Siapa sangka, dua insan yang belum pernah bersua akhirnya dipertemukan dalam sebuah peristiwa yang begitu sakral—lamaran. Bukan di kafe, bukan lewat tatap mata yang lama, bukan pula dari perjalanan cinta yang panjang. Pertemuan pertama mereka adalah ketika tangan ayahnya menggenggam map berisi biodata lengkap calon menantunya, dan ibunya tersenyum menyambut keluarga pria yang baru pertama kali datang ke rumah mereka.
Hanya berselang 15 hari sejak orang tua sang pria menyampaikan niat baik, prosesi lamaran pun digelar. Tanpa banyak kata, tanpa sandiwara cinta, namun terasa damai dan penuh kepastian. Hati yang belum saling mengenal itu justru tenang, seolah telah lama disiapkan oleh skenario langit. Singkat? Mungkin bagi dunia. Tapi bagi mereka, ini adalah bentuk kepercayaan penuh pada takdir dan restu orang tua. Namun, jika lamarannya begitu cepat, resepsinya justru sebaliknya.
Pesta pernikahan dijadwalkan pada bulan Agustus 2025, sebuah tanggal yang ditentukan dengan penuh pertimbangan. Bukan karena ragu atau menunda, melainkan karena sang wanita masih harus menyelesaikan pendidikannya. Dan mereka sepakat: perjalanan cinta ini harus berdampingan dengan perjuangan masing-masing. Sebab, bagi mereka, cinta sejati bukan tentang seberapa cepat bisa bersatu, tetapi seberapa sabar menunggu waktu yang tepat.
Hari demi hari berlalu. Di tengah kesibukan kuliah, persiapan pernikahan tetap berjalan perlahan namun pasti. Ada rindu yang harus ditekan, ada ego yang harus dikalahkan, dan ada harapan yang terus dijaga. Sampai akhirnya tiba pada satu titik: apakah sang wanita akan benar-benar selesai kuliah tepat waktu? Entahlah. Tapi mereka percaya, semua yang sudah ditetapkan adalah bagian dari skenario terbaik.

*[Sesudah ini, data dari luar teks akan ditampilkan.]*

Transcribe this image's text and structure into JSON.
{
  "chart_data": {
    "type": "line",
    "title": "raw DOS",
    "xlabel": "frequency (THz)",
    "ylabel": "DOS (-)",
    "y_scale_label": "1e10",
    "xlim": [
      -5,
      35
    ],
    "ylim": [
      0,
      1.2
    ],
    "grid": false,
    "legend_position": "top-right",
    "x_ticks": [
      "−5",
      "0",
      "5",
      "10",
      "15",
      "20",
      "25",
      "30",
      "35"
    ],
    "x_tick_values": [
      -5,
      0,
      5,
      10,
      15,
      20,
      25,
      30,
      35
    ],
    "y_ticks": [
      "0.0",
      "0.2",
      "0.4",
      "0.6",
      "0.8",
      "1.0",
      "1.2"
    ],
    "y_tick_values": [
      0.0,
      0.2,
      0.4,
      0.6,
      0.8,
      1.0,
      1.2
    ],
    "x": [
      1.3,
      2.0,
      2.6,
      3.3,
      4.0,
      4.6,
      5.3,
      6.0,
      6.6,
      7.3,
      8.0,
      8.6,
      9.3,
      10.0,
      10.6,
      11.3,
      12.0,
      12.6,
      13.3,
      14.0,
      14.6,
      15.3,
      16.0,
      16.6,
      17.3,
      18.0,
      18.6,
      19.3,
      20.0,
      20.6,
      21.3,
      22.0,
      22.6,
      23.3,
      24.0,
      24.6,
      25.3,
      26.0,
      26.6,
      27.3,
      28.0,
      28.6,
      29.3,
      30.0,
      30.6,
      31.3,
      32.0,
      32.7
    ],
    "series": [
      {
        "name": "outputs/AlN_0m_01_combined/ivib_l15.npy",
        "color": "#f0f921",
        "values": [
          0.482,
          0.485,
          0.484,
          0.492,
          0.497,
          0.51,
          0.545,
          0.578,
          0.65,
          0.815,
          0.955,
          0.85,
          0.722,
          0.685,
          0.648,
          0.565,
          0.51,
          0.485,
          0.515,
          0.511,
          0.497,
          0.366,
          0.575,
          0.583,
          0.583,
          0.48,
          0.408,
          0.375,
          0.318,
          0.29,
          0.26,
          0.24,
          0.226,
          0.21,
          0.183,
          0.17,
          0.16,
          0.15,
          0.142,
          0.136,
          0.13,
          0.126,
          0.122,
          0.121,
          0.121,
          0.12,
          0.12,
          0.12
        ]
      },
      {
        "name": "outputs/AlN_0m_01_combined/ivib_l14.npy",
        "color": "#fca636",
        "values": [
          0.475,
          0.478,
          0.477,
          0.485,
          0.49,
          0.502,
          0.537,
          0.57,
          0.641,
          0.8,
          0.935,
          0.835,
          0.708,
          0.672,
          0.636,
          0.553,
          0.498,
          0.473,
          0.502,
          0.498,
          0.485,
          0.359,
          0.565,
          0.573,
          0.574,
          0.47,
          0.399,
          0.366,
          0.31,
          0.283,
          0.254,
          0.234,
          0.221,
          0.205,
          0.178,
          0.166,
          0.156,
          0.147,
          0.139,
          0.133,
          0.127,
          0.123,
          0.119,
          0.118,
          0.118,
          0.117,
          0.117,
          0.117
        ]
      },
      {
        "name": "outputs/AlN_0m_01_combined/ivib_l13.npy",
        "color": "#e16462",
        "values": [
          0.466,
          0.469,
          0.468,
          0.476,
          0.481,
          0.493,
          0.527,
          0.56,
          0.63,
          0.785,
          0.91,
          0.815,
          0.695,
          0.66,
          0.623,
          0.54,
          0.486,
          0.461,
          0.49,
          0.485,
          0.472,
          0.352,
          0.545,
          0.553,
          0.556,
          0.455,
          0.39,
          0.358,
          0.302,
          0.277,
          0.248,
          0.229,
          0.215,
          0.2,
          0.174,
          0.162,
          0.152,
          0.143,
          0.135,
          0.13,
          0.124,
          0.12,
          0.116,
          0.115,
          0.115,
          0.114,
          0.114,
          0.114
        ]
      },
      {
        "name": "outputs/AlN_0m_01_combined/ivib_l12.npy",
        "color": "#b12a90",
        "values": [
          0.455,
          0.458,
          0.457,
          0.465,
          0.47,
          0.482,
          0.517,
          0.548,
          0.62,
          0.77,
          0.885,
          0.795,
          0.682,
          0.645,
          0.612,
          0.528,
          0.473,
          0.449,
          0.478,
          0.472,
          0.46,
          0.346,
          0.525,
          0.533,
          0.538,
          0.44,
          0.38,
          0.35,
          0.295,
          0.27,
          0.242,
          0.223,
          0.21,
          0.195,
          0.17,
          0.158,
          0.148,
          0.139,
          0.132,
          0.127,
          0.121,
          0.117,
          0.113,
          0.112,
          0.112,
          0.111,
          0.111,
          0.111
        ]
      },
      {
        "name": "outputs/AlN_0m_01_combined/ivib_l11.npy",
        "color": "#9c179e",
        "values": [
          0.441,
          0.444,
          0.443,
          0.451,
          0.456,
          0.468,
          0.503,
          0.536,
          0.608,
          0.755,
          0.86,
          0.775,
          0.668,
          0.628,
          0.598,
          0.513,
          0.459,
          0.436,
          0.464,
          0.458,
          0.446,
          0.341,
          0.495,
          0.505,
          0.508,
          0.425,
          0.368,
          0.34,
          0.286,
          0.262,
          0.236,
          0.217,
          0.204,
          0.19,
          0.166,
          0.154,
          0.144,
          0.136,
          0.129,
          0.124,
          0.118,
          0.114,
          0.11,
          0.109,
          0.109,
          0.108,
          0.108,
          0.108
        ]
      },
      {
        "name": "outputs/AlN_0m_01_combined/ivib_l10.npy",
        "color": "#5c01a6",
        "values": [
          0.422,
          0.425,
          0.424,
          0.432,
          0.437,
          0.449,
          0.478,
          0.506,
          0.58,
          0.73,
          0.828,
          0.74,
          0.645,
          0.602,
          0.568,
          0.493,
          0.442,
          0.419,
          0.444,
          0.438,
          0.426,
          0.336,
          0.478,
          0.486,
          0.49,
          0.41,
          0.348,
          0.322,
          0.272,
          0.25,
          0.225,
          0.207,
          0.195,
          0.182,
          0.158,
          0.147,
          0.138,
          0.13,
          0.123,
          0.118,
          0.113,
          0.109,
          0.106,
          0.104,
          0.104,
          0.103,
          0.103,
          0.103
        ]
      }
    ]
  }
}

Sebab mereka tahu, takdir tidak pernah terlambat. Ia selalu datang di waktu yang paling pas, meski berbeda bagi setiap orang. Bukan soal siapa yang lebih cepat atau siapa yang paling sempurna. Tapi siapa yang paling siap berserah dan percaya. Dan ketika hari resepsi itu akhirnya tiba, bukan hanya kebahagiaan yang menyelimuti mereka, tapi juga rasa syukur yang mendalam. Bukan karena semua berjalan sesuai rencana, tapi karena mereka telah menjalani proses yang tak semua pasangan mampu lewati. Cinta mereka bukan dimulai dari pertemuan, tapi dari keyakinan. Bukan dari kedekatan, tapi dari keberanian. Dan akhirnya bukan dari kesempurnaan, tapi dari kesabaran.